WHat???? Our pets are virtually the same level.


----------



## JanS (Apr 14, 2004)

Uh uh, yours is level 27 and mine is 24, plus look how much stronger yours is than mine.... I don't want poor little Ziggy to get his little butt kicked that bad... LOL!


----------



## chiahead (Dec 18, 2004)

HAHA, well train that pet up some. I know there are a few others that have higher level pets. Come on dont be scardy cats!


----------



## John N. (Dec 11, 2005)

*Rocky is back!*

Rocky..uh I mean Zinthos is back! He awaits you his arena!

Let's battle! 

-John N.


----------



## chiahead (Dec 18, 2004)

OK i joined and attacked. your turn!


----------



## John N. (Dec 11, 2005)

*Game on!*

Uh oh! 250 damage on your first blow! Eeek! :ninja:

I think I might be done for! :angel:

LOL! You're turn!

-John N.


----------



## chiahead (Dec 18, 2004)

ok sorry but it looks like I killed your pet. It looked like you had no counter attack when I attacked you but when you attacked you did so twice without me countering. Is that unique to your Pet?


----------



## John N. (Dec 11, 2005)

Chia, you have slain me! I think...for some reason I still have health despite the statement saying I was killed in battle.

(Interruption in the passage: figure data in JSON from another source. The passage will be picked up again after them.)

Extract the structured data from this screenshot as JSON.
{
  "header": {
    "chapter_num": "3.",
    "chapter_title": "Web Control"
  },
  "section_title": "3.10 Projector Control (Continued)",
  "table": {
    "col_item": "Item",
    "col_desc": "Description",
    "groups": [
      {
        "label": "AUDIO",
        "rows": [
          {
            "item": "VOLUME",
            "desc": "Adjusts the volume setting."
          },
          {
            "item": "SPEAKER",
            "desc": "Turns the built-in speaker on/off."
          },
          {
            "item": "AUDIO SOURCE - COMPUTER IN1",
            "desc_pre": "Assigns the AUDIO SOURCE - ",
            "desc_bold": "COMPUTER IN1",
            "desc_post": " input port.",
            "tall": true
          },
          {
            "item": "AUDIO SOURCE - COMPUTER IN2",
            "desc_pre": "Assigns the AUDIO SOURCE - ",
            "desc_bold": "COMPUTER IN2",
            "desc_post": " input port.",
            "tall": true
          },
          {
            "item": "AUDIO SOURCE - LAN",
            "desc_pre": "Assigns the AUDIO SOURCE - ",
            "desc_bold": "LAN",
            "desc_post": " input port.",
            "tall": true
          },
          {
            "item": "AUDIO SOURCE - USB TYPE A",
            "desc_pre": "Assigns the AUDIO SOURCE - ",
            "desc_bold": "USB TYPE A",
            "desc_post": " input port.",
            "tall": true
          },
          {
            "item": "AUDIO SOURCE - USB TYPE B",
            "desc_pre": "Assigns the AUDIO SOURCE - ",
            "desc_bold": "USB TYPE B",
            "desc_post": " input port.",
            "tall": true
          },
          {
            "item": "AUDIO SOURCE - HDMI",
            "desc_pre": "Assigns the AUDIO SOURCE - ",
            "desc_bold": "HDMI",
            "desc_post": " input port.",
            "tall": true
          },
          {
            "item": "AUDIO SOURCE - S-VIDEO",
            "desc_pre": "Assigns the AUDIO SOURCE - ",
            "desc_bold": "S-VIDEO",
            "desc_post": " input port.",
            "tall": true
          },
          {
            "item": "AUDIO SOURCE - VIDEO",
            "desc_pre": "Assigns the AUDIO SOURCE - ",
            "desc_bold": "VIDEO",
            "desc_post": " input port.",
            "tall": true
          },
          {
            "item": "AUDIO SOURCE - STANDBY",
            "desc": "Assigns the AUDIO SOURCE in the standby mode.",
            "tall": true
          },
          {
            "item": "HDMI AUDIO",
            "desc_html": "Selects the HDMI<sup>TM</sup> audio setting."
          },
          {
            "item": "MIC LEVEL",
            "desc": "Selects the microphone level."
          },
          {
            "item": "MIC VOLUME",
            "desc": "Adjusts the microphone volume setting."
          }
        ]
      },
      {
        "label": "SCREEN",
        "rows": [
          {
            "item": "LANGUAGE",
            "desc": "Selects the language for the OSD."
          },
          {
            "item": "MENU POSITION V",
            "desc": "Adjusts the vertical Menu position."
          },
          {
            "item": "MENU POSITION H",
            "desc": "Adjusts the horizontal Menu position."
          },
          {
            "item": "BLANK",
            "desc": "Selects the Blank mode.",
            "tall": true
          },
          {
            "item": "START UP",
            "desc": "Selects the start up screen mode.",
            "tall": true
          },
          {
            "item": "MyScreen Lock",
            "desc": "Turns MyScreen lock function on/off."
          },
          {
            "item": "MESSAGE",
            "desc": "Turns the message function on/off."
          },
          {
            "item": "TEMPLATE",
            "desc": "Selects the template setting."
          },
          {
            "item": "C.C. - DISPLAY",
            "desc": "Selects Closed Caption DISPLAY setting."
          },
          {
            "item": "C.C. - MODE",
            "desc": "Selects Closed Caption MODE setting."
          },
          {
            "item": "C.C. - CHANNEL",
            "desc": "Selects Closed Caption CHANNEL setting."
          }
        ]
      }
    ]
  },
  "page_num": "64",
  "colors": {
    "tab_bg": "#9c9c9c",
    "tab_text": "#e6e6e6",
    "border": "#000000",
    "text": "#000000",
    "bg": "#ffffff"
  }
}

I don't think the battle fighting (countering, attacking) is unique to my pet. I think that's the way the battle goes. The joiner has the first strike. Then the host has two, and then it goes back to the joiner. We should take turns after that. That's how my last battle went.

Revenge will be mine! After I go heal...

-John N.


----------



## JanS (Apr 14, 2004)

Oh sure, I put some money on Zinthos.... LOL!


----------



## chiahead (Dec 18, 2004)

JanS you should never bet against a dragon in a fight! HAHA just playing. I got lucky is all.


----------



## chiahead (Dec 18, 2004)

now why does it say that I lost the battle? That is totally uncool!


----------



## JanS (Apr 14, 2004)

chiahead said:


> now why does it say that I lost the battle? That is totally uncool!


I bet it's the same glitch that hasn't been letting us feed our pets since yesterday. I bet something got mixed up with the site upgrades.


----------



## Jimbo205 (Feb 2, 2006)

It would be nice to figure out what to do with these cute creatures besides feed them. 

:smile:


----------



## bigstick120 (Mar 8, 2005)

Jimbo205 said:


> It would be nice to figure out what to do with these cute creatures besides feed them.
> 
> :smile:


I cant even do that!!!! Are you guys able to feed yours?


----------



## cs_gardener (Apr 28, 2006)

I'm not able to feed her or even see her when I click on the pets page.


----------



## LindaC (Nov 7, 2005)

Oh good, then it's not just my pet! I actually PM'd Art asking what happened to my pet, only because I wasn't sure if it was my browser or this site. 

I can't see Balistic when I click on him and when I go to the market to purchase food for her, it won't let me. This makes me feel a little better, must be something going on within the site.

Incidentally, once everything is back to normal, I plan of training Balistic a lot more, I'd like to get her up to a higher level so she can start batteling.


----------



## John N. (Dec 11, 2005)

chiahead said:


> now why does it say that I lost the battle? That is totally uncool!


Hmm, just saw that. Boo. You kicked my butt in that battle too. :boxing: I'll see if someone can change that stat, as well as the other software glitches.

For the time being, let it be known that my Zinthos bows down to your Oz rayer:

-John N.


----------



## JanS (Apr 14, 2004)

I sure hope this doesn't mean the end of our pets after all of the work we've put into training and caring for them.  
See This thread

I've contacted Art and the other powers that be, but haven't heard back yet, and time is becoming an issue now.

If anyone has a stockpile of food, I'd love to borrow some and pay you back dearly when I can again.


----------